Montag, 1. Jänner 2007
fernseh- und andere starköche oder: der hofer war's
jetzt nicht, dass ich die immer bewundere, die fernseh- und so köche. ich ja schon gar nicht, möchte ich sagen. ganz im gegenteil.

aber auf der anderen seite, ich schau ja auf eine ganz ansehnliche reihe von berufs- und arbeitsjahren zurück, und, wie einige wissen, hab' ich ja auch zehn jahre lang in einer kunst und künstler vermittelnden agentur gearbeitet.

ich meine, ich bin ja auch nicht mehr zwanzig oder dreissig, oder so. ergo hab ich auch schon ein paar sachen erlebt. und da muss ich also nun auch - da ich in meinem vorvorigen eintrag ja ein wenig auf die fernsehköche "losgegangen" bin, einem fernsehkoch auch einmal tribut zollen, nämlich dem hofer. dem hans hofer.

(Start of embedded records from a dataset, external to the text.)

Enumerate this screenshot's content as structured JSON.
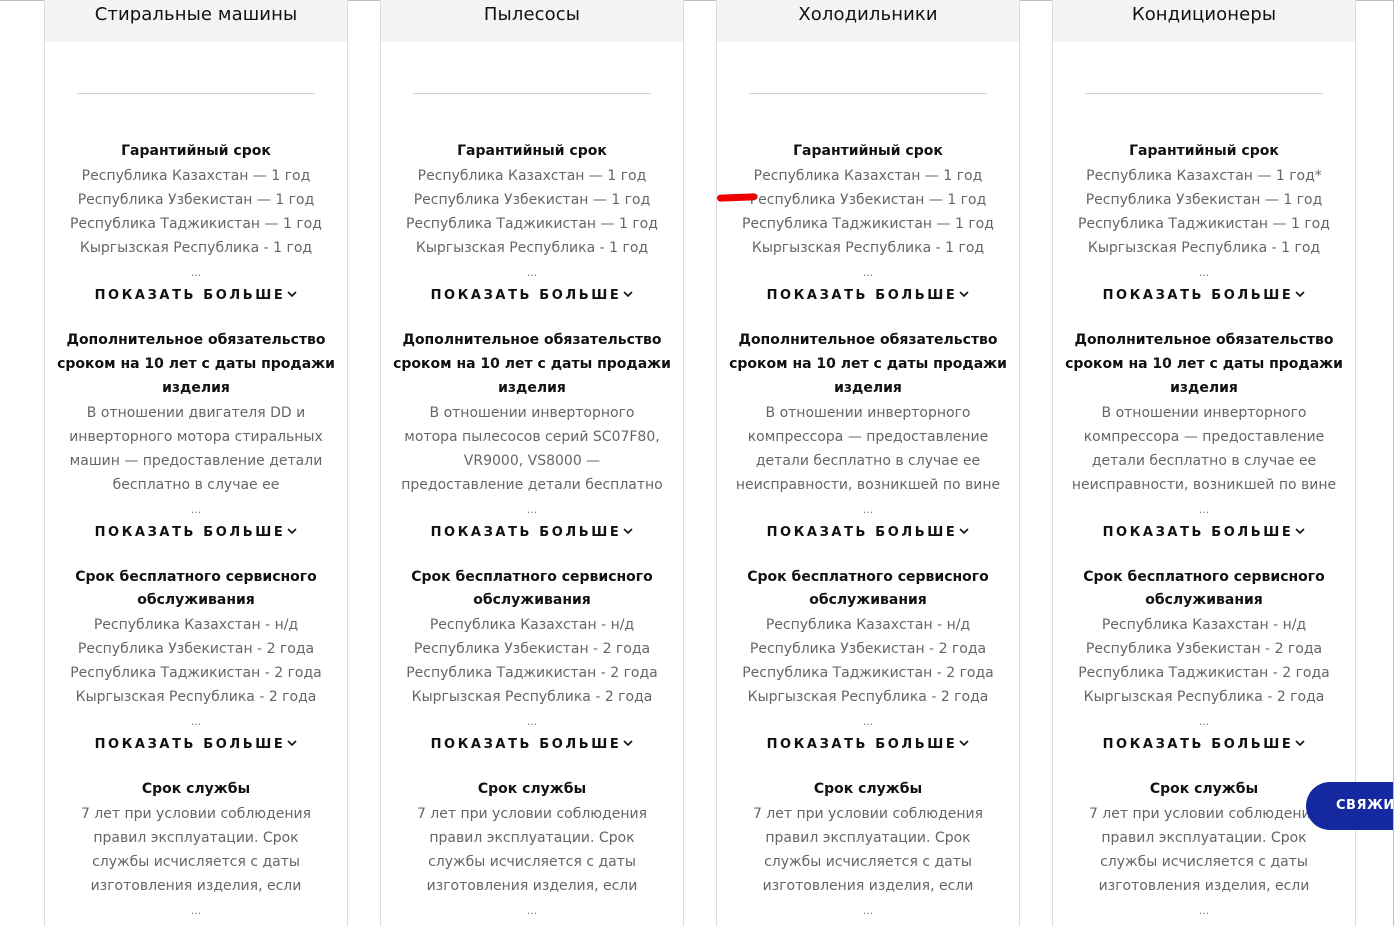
{
  "cards": [
    {
      "title": "Стиральные машины",
      "warranty": {
        "title": "Гарантийный срок",
        "lines": [
          "Республика Казахстан — 1 год",
          "Республика Узбекистан — 1 год",
          "Республика Таджикистан — 1 год",
          "Кыргызская Республика - 1 год"
        ]
      },
      "extra": {
        "title_lines": [
          "Дополнительное обязательство",
          "сроком на 10 лет с даты продажи",
          "изделия"
        ],
        "lines": [
          "В отношении двигателя DD и",
          "инверторного мотора стиральных",
          "машин — предоставление детали",
          "бесплатно в случае ее"
        ]
      },
      "service": {
        "title_lines": [
          "Срок бесплатного сервисного",
          "обслуживания"
        ],
        "lines": [
          "Республика Казахстан - н/д",
          "Республика Узбекистан - 2 года",
          "Республика Таджикистан - 2 года",
          "Кыргызская Республика - 2 года"
        ]
      },
      "life": {
        "title": "Срок службы",
        "lines": [
          "7 лет при условии соблюдения",
          "правил эксплуатации. Срок",
          "службы исчисляется с даты",
          "изготовления изделия, если"
        ]
      }
    },
    {
      "title": "Пылесосы",
      "warranty": {
        "title": "Гарантийный срок",
        "lines": [
          "Республика Казахстан — 1 год",
          "Республика Узбекистан — 1 год",
          "Республика Таджикистан — 1 год",
          "Кыргызская Республика - 1 год"
        ]
      },
      "extra": {
        "title_lines": [
          "Дополнительное обязательство",
          "сроком на 10 лет с даты продажи",
          "изделия"
        ],
        "lines": [
          "В отношении инверторного",
          "мотора пылесосов серий SC07F80,",
          "VR9000, VS8000 —",
          "предоставление детали бесплатно"
        ]
      },
      "service": {
        "title_lines": [
          "Срок бесплатного сервисного",
          "обслуживания"
        ],
        "lines": [
          "Республика Казахстан - н/д",
          "Республика Узбекистан - 2 года",
          "Республика Таджикистан - 2 года",
          "Кыргызская Республика - 2 года"
        ]
      },
      "life": {
        "title": "Срок службы",
        "lines": [
          "7 лет при условии соблюдения",
          "правил эксплуатации. Срок",
          "службы исчисляется с даты",
          "изготовления изделия, если"
        ]
      }
    },
    {
      "title": "Холодильники",
      "warranty": {
        "title": "Гарантийный срок",
        "lines": [
          "Республика Казахстан — 1 год",
          "Республика Узбекистан — 1 год",
          "Республика Таджикистан — 1 год",
          "Кыргызская Республика - 1 год"
        ]
      },
      "extra": {
        "title_lines": [
          "Дополнительное обязательство",
          "сроком на 10 лет с даты продажи",
          "изделия"
        ],
        "lines": [
          "В отношении инверторного",
          "компрессора — предоставление",
          "детали бесплатно в случае ее",
          "неисправности, возникшей по вине"
        ]
      },
      "service": {
        "title_lines": [
          "Срок бесплатного сервисного",
          "обслуживания"
        ],
        "lines": [
          "Республика Казахстан - н/д",
          "Республика Узбекистан - 2 года",
          "Республика Таджикистан - 2 года",
          "Кыргызская Республика - 2 года"
        ]
      },
      "life": {
        "title": "Срок службы",
        "lines": [
          "7 лет при условии соблюдения",
          "правил эксплуатации. Срок",
          "службы исчисляется с даты",
          "изготовления изделия, если"
        ]
      }
    },
    {
      "title": "Кондиционеры",
      "warranty": {
        "title": "Гарантийный срок",
        "lines": [
          "Республика Казахстан — 1 год*",
          "Республика Узбекистан — 1 год",
          "Республика Таджикистан — 1 год",
          "Кыргызская Республика - 1 год"
        ]
      },
      "extra": {
        "title_lines": [
          "Дополнительное обязательство",
          "сроком на 10 лет с даты продажи",
          "изделия"
        ],
        "lines": [
          "В отношении инверторного",
          "компрессора — предоставление",
          "детали бесплатно в случае ее",
          "неисправности, возникшей по вине"
        ]
      },
      "service": {
        "title_lines": [
          "Срок бесплатного сервисного",
          "обслуживания"
        ],
        "lines": [
          "Республика Казахстан - н/д",
          "Республика Узбекистан - 2 года",
          "Республика Таджикистан - 2 года",
          "Кыргызская Республика - 2 года"
        ]
      },
      "life": {
        "title": "Срок службы",
        "lines": [
          "7 лет при условии соблюдения",
          "правил эксплуатации. Срок",
          "службы исчисляется с даты",
          "изготовления изделия, если"
        ]
      }
    }
  ],
  "ellipsis": "...",
  "show_more_label": "ПОКАЗАТЬ БОЛЬШЕ",
  "show_more_icon": "chevron-down-icon",
  "chat_button": {
    "label": "СВЯЖИТЕ",
    "color": "#1428a0"
  },
  "annotation_mark": {
    "color": "#ee0000"
  }
}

der hans hofer nämlich, der war - die gross- oder urgrosseltern einiger österreichischer leser werden sich bei nachdrücklicher befragung daran erinnern - einmal fernsehküchenchef. vor vierzig oder so jahren. in österreich. nebenbei war er auch noch küchenchef einer sehr grossen österreischischen versicherung, aber das nur nebstbei.

und wie es nun bei so mehr oder weniger kleinen agenturen war, machte jeder alles, und alle machten jedes. ich war sehr jung, meine mutter konnte nicht kochen, und das repertoire meiner den haushalt führenden grossmutter kam über das kriegs-standardrepertoire nicht hinaus. kein gemüse ohne einbrenn (mehlschwitze). ergo konnte ich auch nicht kochen.

das war damals die zeit der hausfrauennachmittage, auch unter der patronanz von zeitungen, und "unser" koch war der hans hofer. hausfrauennachmittage gingen so: man suche ein paar sponsoren, die produkte vorstellen oder bewerben wollen. dann brauchte man noch einen koch zur präsentation, einen conferencier und ein paar programmeinlangen, schon waren zwei stunden werbetrunken ausgefüllt. die sponsoren zahlten ein paar schilling, spendeten ein paar preise, der conferencier conferierte (und machte einen quiz zu den preisen), der zauberer zauberte, der sänger sängte (einem manchmal die gehörknöchelchen auseinander), und der koch, welche überraschung, der kochte. in echt. auf der bühne. ohne mit der wimper zu zucken, vor zweitausend leuten die ihm auf die finger schauten und das ergebnis dann auch noch kosteten.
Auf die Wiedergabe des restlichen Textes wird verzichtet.